The five deer regions are biological units based on average dates of fetal implantation in does. If hunters take bucks during the primary breeding period, the breeding effort suffers. During current muzzleloader seasons, hunters show preference toward taking antlered bucks because those seasons take place during peak breeding periods. Eventually, hunters may take enough notice of declining opportunities and embrace shortened seasons as a way of restoring antlered buck opportunities and overall deer numbers.
One proposal that did become a regulation for this fall is establishing a statewide annual limit of two bucks and four does. In the past, hunters in the Eastern Region could take four bucks while hunters in other regions were limited to two. Hunters could use all six tags for six antlerless deer, but that is no longer the case.

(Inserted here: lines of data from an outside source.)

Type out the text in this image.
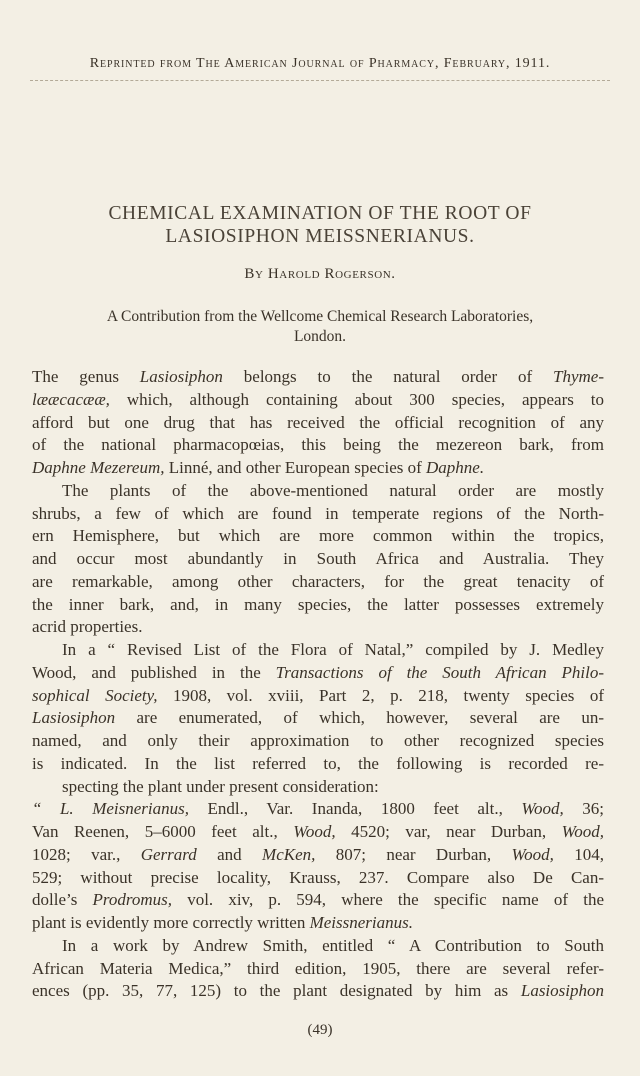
Reprinted from The American Journal of Pharmacy, February, 1911.
CHEMICAL EXAMINATION OF THE ROOT OF
LASIOSIPHON MEISSNERIANUS.
By Harold Rogerson.
A Contribution from the Wellcome Chemical Research Laboratories,
London.
The genus Lasiosiphon belongs to the natural order of Thyme-
lææcacææ, which, although containing about 300 species, appears to
afford but one drug that has received the official recognition of any
of the national pharmacopœias, this being the mezereon bark, from
Daphne Mezereum, Linné, and other European species of Daphne.
The plants of the above-mentioned natural order are mostly
shrubs, a few of which are found in temperate regions of the North-
ern Hemisphere, but which are more common within the tropics,
and occur most abundantly in South Africa and Australia. They
are remarkable, among other characters, for the great tenacity of
the inner bark, and, in many species, the latter possesses extremely
acrid properties.
In a “ Revised List of the Flora of Natal,” compiled by J. Medley
Wood, and published in the Transactions of the South African Philo-
sophical Society, 1908, vol. xviii, Part 2, p. 218, twenty species of
Lasiosiphon are enumerated, of which, however, several are un-
named, and only their approximation to other recognized species
is indicated. In the list referred to, the following is recorded re-
specting the plant under present consideration:
“ L. Meisnerianus, Endl., Var. Inanda, 1800 feet alt., Wood, 36;
Van Reenen, 5–6000 feet alt., Wood, 4520; var, near Durban, Wood,
1028; var., Gerrard and McKen, 807; near Durban, Wood, 104,
529; without precise locality, Krauss, 237. Compare also De Can-
dolle’s Prodromus, vol. xiv, p. 594, where the specific name of the
plant is evidently more correctly written Meissnerianus.
In a work by Andrew Smith, entitled “ A Contribution to South
African Materia Medica,” third edition, 1905, there are several refer-
ences (pp. 35, 77, 125) to the plant designated by him as Lasiosiphon
(49)
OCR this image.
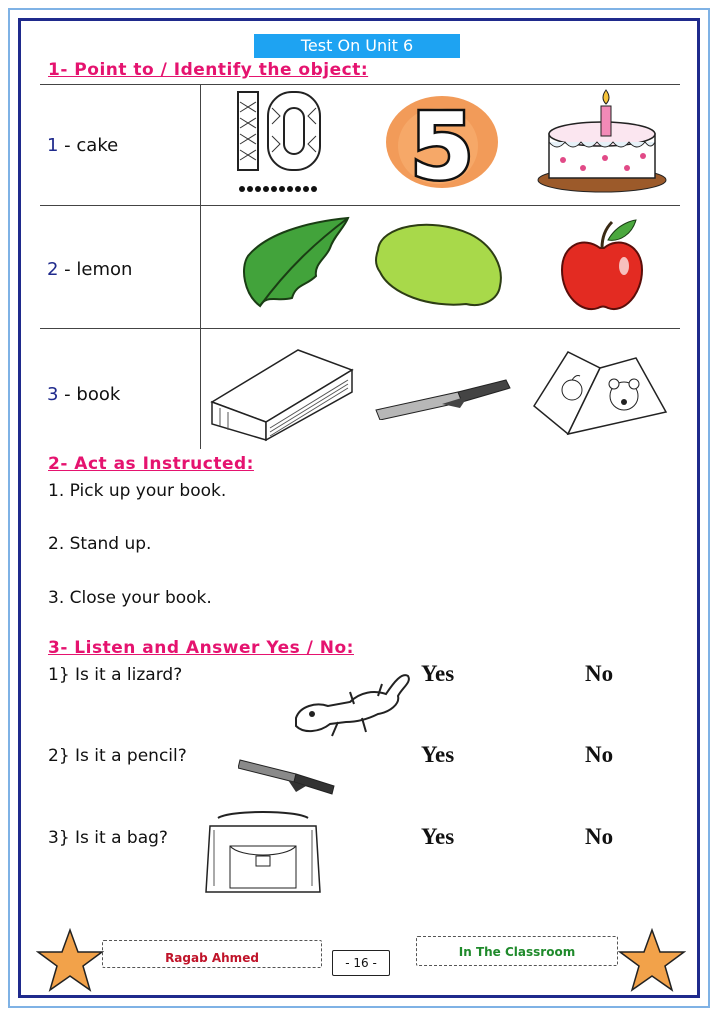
Test On Unit 6
1- Point to / Identify the object:
1 - cake
2 - lemon
3 - book
5
2- Act as Instructed:
1. Pick up your book.
2. Stand up.
3. Close your book.
3- Listen and Answer Yes / No:
1} Is it a lizard?	Yes	No
2} Is it a pencil?	Yes	No
3} Is it a bag?	Yes	No
Ragab Ahmed	- 16 -
In The Classroom
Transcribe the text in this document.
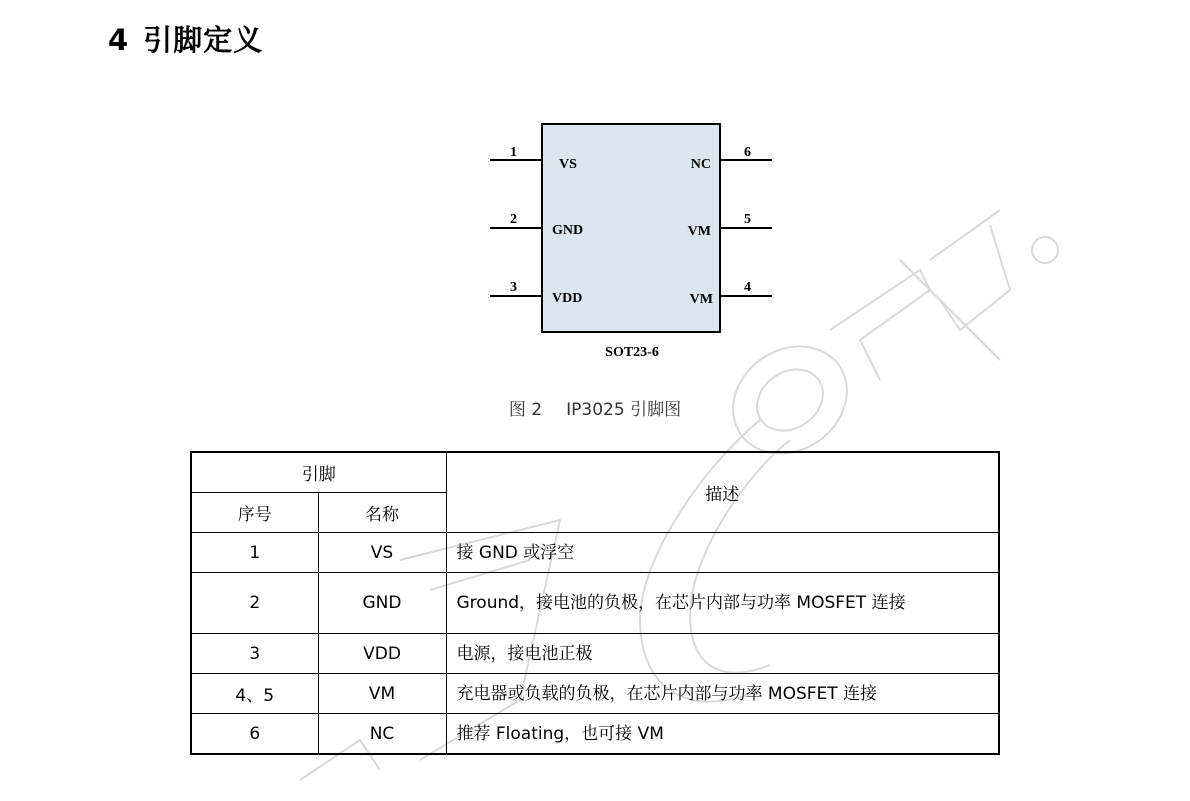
4 引脚定义
1
2
3
VS
GND
VDD
NC
VM
VM
6
5
4
SOT23-6
图 2 IP3025 引脚图
引脚		描述
序号	名称	
1	VS	接 GND 或浮空
2	GND	Ground，接电池的负极，在芯片内部与功率 MOSFET 连接
3	VDD	电源，接电池正极
4、5	VM	充电器或负载的负极，在芯片内部与功率 MOSFET 连接
6	NC	推荐 Floating，也可接 VM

The other major change is the elimination of bonus antlerless report cards that allowed hunters to take an unlimited number of antlerless deer on private property. Bonus antlerless report cards will now apply only to hunters participating in Urban Archery seasons. Hunters participating in DMAP will still be exempt from the six-deer bag limit while still complying with DMAP parameters.
“We saw a psychological component when we implemented bonus antlerless report cards,” Shaw said. “The harvest jumped 27 percent and maintained a high level thereafter. Hunters were thinking the Commission was telling them to harvest more antlerless deer.”
If the reverse is true, doing away bonus antlerless report cards will result in hunters taking fewer antlerless deer. Very few hunters actually need bonus antlerless report cards because only a small percentage actually harvest more than a deer or two. Another regulations change for this fall is moving Cleveland Rutherford and Polk counties into the Northwestern Region.
“Those three counties had a special season that, over time, became more like the Northwestern season, so we combined those counties in the Northwestern Region,” Shaw said. “They will still have the Western Region’s either-sex season, but in the areas that had doe days at the end of the season, we shifted them to the beginning of the season. As with attempting to move muzzleloader and firearms seasons back to reduce pressure on bucks, this is an effort to balance the sex ratio going into the breeding season by taking does earlier.”
Deer populations are still rebounding from severe outbreaks of hemorrhagic disease in 2012 and 2014. In 2014, Franklin and surrounding counties in District 3 experienced severe outbreaks. While outbreaks are still occurring, especially in some mountain counties, hemorrhagic disease occurs to some extent every year.
Hurricanes and other weather events also affect hunter success. The last major hurricane strike was Matthew in the fall of 2016. Therefore, tropical storms were not major players in last season’s harvest. “The harvest can go up or down,” Shaw said. “A hot fall, disease and recovery from disease, or a good or bad mast crop can impact harvest during a given year. But, what we are seeing is a decline the deer population attributable to harvest.”
Shaw continued, “With new predators across the landscape, we cannot sustain the harvest we have had over the past decade, so we are going to have to look at reducing harvest in areas where we see notable declines. We don’t want to go back to where we were in the late 1980s and 90s when there were more deer than the landscape could hold, and we liberalized regulations, but we need to maintain a population level that most people can accept, whether they are farmers, hunters, or people who enjoy seeing deer.”